Author tells how knifeman was ‘last thing my right eye would ever see’

Emma Guinness
Friday 12 April 2024 17:26
Aftermath: the author was left blind in one eye after the attack
Aftermath: the author was left blind in one eye after the attack (PA)

Salman Rushdie has for the first time opened up about the 2022 knife attack that nearly claimed his life.

The author, 76, was repeatedly stabbed while preparing to deliver a lecture on free speech at the Chautauqua Institution in New York two years ago.

The attack took place after a fatwa - assassination order - was placed on the author’s head in 1989 for what was considered in parts of the Islamic world as blasphemous content in his novel, The Satanic Verses.

While this fatwa was removed, the threats against the author’s life persisted, and he has now revealed how he felt when he met his would-be assassin.

“So it’s you. Here you are,” the author recalled thinking. “It felt like something coming out of the distant past and trying to drag me back in time, if you like, back into that distant past, in order to kill me.”

Rushdie offended parts of the Islamic world with his 1988 novel, which included derogatory depictions of the Prophet Muhammed.

He was ultimately forced into hiding as a result, but eventually stepped back into the public eye again, believing that any serious threats against his life were in the past.

The author lost his sight in one eye as a result of the attack (PA Archive)

Hadi Matar, then 24, is accused of attacking Rushdie and has been held without bail since the August 2022 attack.

While he has pled not guilty to the charges against him, he has admitted to disliking the author because of his treatment of Islam.

He said: “I don’t like the person. I don’t think he’s a very good person.

“He’s someone who attacked Islam, he attacked their beliefs, the belief systems.”

Rushdie’s interview comes ahead of the release of his new memoir about the attack, Knife: Meditations After an Attempted Murder.

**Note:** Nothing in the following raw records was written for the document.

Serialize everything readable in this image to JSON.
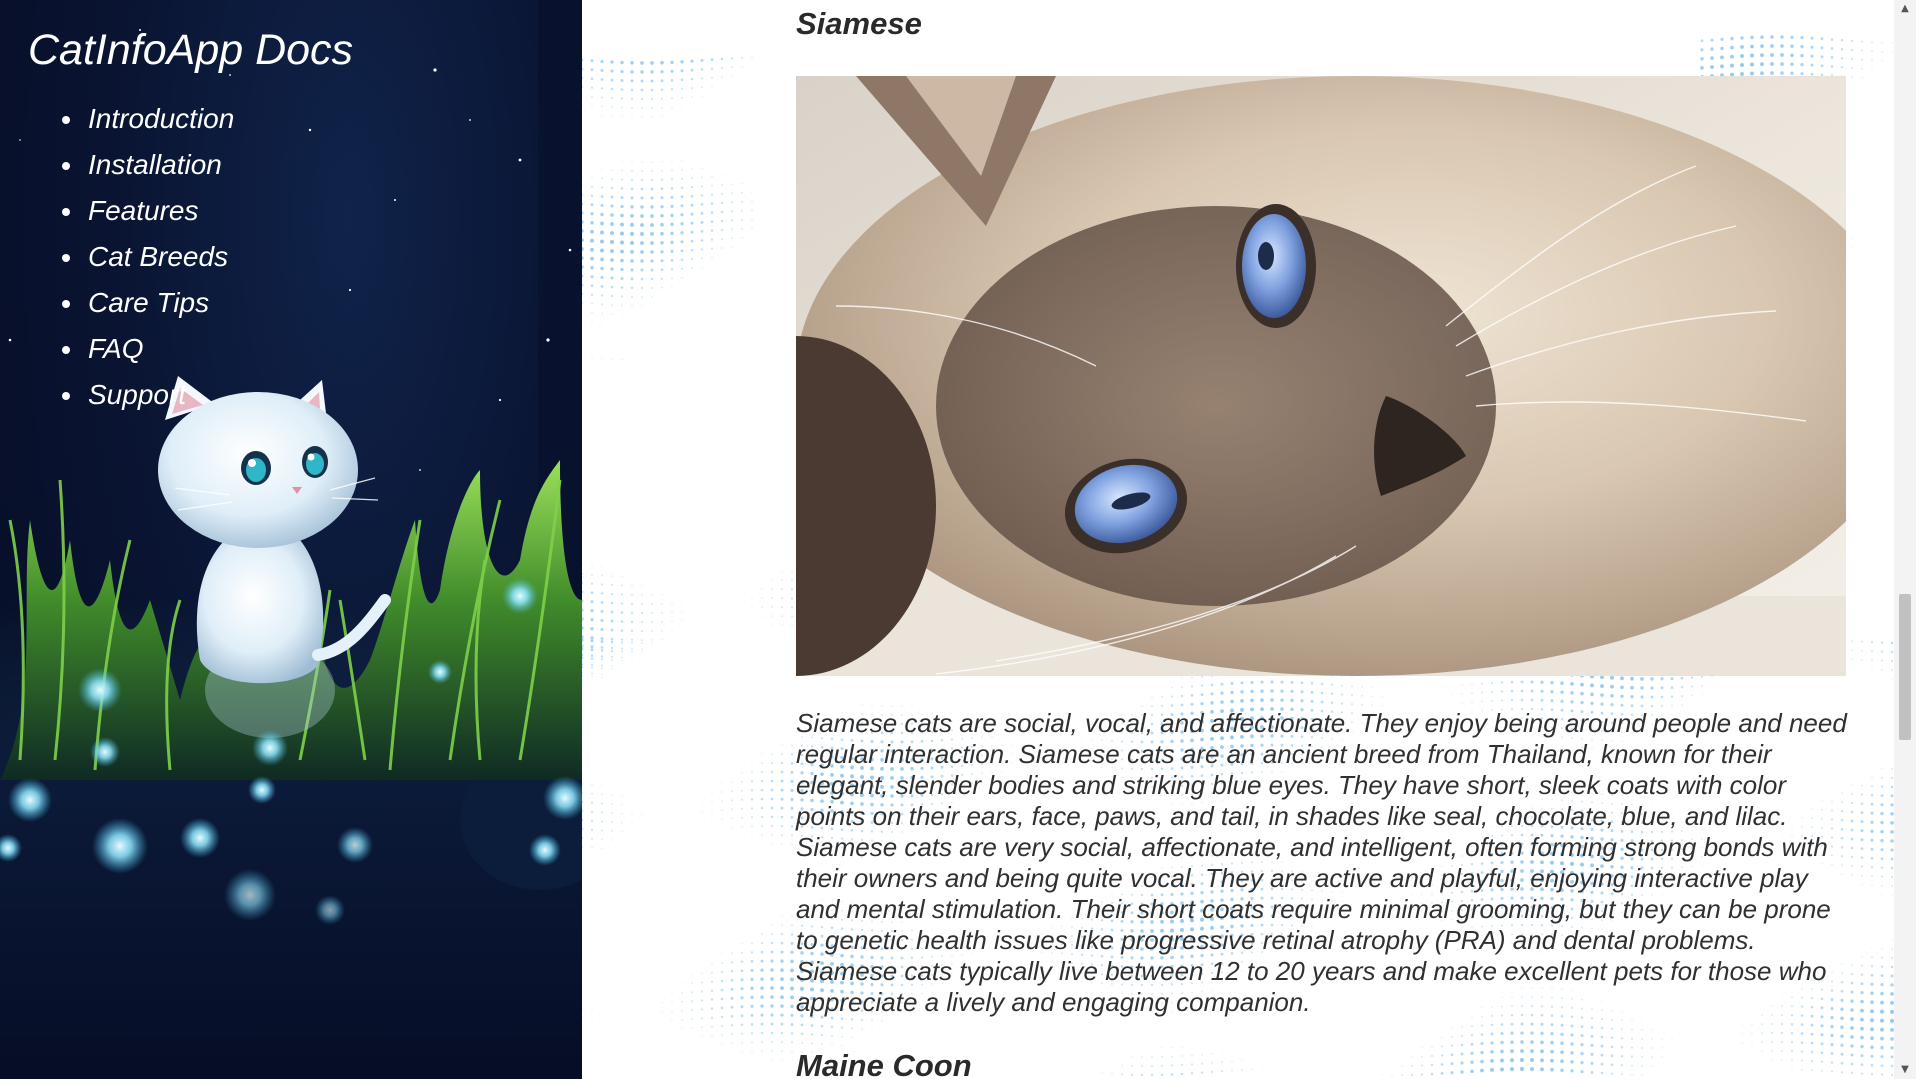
{
  "sidebar": {
    "title": "CatInfoApp Docs",
    "nav": [
      {
        "label": "Introduction"
      },
      {
        "label": "Installation"
      },
      {
        "label": "Features"
      },
      {
        "label": "Cat Breeds"
      },
      {
        "label": "Care Tips"
      },
      {
        "label": "FAQ"
      },
      {
        "label": "Support"
      }
    ]
  },
  "main": {
    "sections": [
      {
        "heading": "Siamese",
        "description": "Siamese cats are social, vocal, and affectionate. They enjoy being around people and need regular interaction. Siamese cats are an ancient breed from Thailand, known for their elegant, slender bodies and striking blue eyes. They have short, sleek coats with color points on their ears, face, paws, and tail, in shades like seal, chocolate, blue, and lilac. Siamese cats are very social, affectionate, and intelligent, often forming strong bonds with their owners and being quite vocal. They are active and playful, enjoying interactive play and mental stimulation. Their short coats require minimal grooming, but they can be prone to genetic health issues like progressive retinal atrophy (PRA) and dental problems. Siamese cats typically live between 12 to 20 years and make excellent pets for those who appreciate a lively and engaging companion."
      },
      {
        "heading": "Maine Coon"
      }
    ]
  },
  "colors": {
    "sidebar_bg": "#0a1533",
    "grass": "#4f9a2a",
    "glow": "#8fe6ff",
    "dot_pattern": "#4aa8e6",
    "text": "#303030"
  },
  "icons": {
    "scroll_up": "triangle-up",
    "scroll_down": "triangle-down"
  }
}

Reading from the new memoir, the Booker Prize winner said: “In the corner of my right eye – the last thing my right eye would ever see – I saw the man in black running toward me down the right-hand side of the seating area. Black clothes, black face mask. He was coming in hard and low. A squat missile.

Hadi Matar is accused of stabbing Salman Rushdie (Copyright 2022 The Associated Press. All rights reserved)

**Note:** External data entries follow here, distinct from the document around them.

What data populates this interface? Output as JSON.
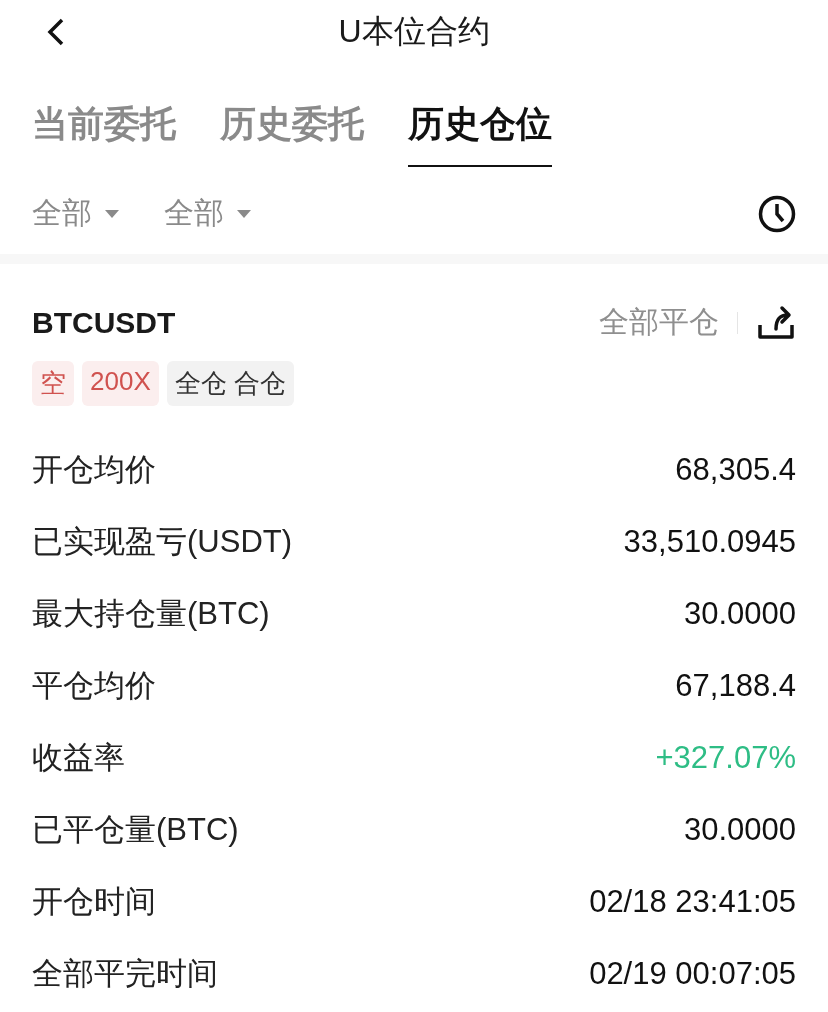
{
  "header": {
    "title": "U本位合约"
  },
  "tabs": [
    {
      "label": "当前委托",
      "selected": false
    },
    {
      "label": "历史委托",
      "selected": false
    },
    {
      "label": "历史仓位",
      "selected": true
    }
  ],
  "filters": [
    {
      "label": "全部"
    },
    {
      "label": "全部"
    }
  ],
  "position": {
    "symbol": "BTCUSDT",
    "close_all": "全部平仓",
    "tags": [
      {
        "label": "空",
        "kind": "short"
      },
      {
        "label": "200X",
        "kind": "leverage"
      },
      {
        "label": "全仓 合仓",
        "kind": "margin"
      }
    ],
    "rows": [
      {
        "label": "开仓均价",
        "value": "68,305.4",
        "kind": "plain"
      },
      {
        "label": "已实现盈亏(USDT)",
        "value": "33,510.0945",
        "kind": "plain"
      },
      {
        "label": "最大持仓量(BTC)",
        "value": "30.0000",
        "kind": "plain"
      },
      {
        "label": "平仓均价",
        "value": "67,188.4",
        "kind": "plain"
      },
      {
        "label": "收益率",
        "value": "+327.07%",
        "kind": "gain"
      },
      {
        "label": "已平仓量(BTC)",
        "value": "30.0000",
        "kind": "plain"
      },
      {
        "label": "开仓时间",
        "value": "02/18 23:41:05",
        "kind": "plain"
      },
      {
        "label": "全部平完时间",
        "value": "02/19 00:07:05",
        "kind": "plain"
      }
    ]
  }
}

“I confess, I had sometimes imagined my assassin rising up in some public forum or other, and coming for me in just this way. So my first thought when I saw this murderous shape rushing towards me was, ‘So it’s you. Here you are.’”

After the attack, Rushdie remained in hospital for six weeks. “One of the surgeons who had saved my life said to me, ‘First you were really unlucky and then you were really lucky’. I said, ‘What’s the lucky part?’ and he said ‘Well, the lucky part is that the man who attacked you had no idea how to kill a man with a knife’,” Rushdie told Anderson Cooper on CBS’s 60 Minutes in his first television interview since the attack.

Knife: Meditations After an Attempted Murder is being released on 16 April.